Juan Diego Mazuera Arias, Government Affairs Assistant
Juan Diego Mazuera Arias is the government affairs assistant at The Century Foundation, a new position. He joins TCF after finishing a fellowship with the Congressional Hispanic Caucus Institute, working first at the Aspen Institute’s Latinos and Society Program and then as a legislative fellow in the office of U.S. Representative Alexandria Ocasio Cortez.

Juan Diego was born in Pereira, Risaralda, Colombia, and was raised in Charlotte, North Carolina. A son of immigrants who have sacrificed and devoted their lives to allow their children to obtain the American Dream, Juan Diego comes from strong Latino roots and family values. While applying for college, he experienced the struggles associated with being an undocumented DACA recipient. After not qualifying for financial aid and paying an international rate for college applications, he decided to attend Central Piedmont Community College. In his first year, he received the Golden Door Scholarship and a full-ride scholarship at Queens University of Charlotte, where he became the first in his family to graduate from college. Juan Diego was active in campus politics and worked on several political campaigns, as a field organizer and campus organizer.

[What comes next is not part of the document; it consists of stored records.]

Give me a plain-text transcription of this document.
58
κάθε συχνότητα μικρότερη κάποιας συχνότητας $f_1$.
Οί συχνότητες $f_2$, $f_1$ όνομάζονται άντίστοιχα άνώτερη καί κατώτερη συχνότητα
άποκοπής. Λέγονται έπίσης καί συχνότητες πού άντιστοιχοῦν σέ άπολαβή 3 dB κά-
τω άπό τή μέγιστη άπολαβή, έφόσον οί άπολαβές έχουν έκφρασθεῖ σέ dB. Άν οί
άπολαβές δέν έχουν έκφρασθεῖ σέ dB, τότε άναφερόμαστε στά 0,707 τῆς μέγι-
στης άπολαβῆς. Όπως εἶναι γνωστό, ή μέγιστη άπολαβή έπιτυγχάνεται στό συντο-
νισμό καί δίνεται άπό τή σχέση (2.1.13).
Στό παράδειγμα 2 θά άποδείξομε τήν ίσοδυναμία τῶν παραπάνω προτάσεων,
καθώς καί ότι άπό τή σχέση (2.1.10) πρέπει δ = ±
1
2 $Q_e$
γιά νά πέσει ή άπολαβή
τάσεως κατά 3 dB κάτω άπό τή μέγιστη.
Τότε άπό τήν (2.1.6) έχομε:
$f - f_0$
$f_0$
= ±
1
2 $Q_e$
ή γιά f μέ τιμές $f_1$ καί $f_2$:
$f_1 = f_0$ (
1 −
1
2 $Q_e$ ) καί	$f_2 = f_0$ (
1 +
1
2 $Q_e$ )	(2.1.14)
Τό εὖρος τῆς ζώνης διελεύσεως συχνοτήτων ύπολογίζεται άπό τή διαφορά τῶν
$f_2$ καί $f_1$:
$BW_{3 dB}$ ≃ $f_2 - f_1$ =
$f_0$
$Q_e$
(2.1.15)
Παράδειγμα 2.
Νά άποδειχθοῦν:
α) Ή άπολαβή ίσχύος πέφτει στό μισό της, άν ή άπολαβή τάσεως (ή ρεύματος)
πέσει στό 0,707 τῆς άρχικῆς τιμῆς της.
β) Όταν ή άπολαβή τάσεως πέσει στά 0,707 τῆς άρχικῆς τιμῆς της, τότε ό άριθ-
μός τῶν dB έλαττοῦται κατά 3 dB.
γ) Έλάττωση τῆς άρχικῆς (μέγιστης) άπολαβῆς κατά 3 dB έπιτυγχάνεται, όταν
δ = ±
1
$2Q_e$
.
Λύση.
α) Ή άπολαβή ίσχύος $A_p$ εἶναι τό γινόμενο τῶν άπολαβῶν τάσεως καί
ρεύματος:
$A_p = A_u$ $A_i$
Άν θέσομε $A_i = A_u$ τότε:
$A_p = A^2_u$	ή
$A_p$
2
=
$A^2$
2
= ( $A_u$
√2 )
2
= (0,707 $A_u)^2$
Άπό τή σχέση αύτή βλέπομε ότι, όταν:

Rebekkah Boxt, Grants Manager
A proud southerner, after graduating from the University of South Carolina, Rebekkah moved to New York City with hopes of working in public health. Upon completing a master’s degree in public health in New York, she began working for the Committee for Hispanic Children and Families, where she served as the agency’s contracts and grants manager. A lifelong nonprofit employee, Rebekkah has ten years of experience working in and across small and large teams, and for agencies that advocate for education in primary and collegiate settings. She currently resides on the upper west side of Manhattan with her six-year-old pup, Benson.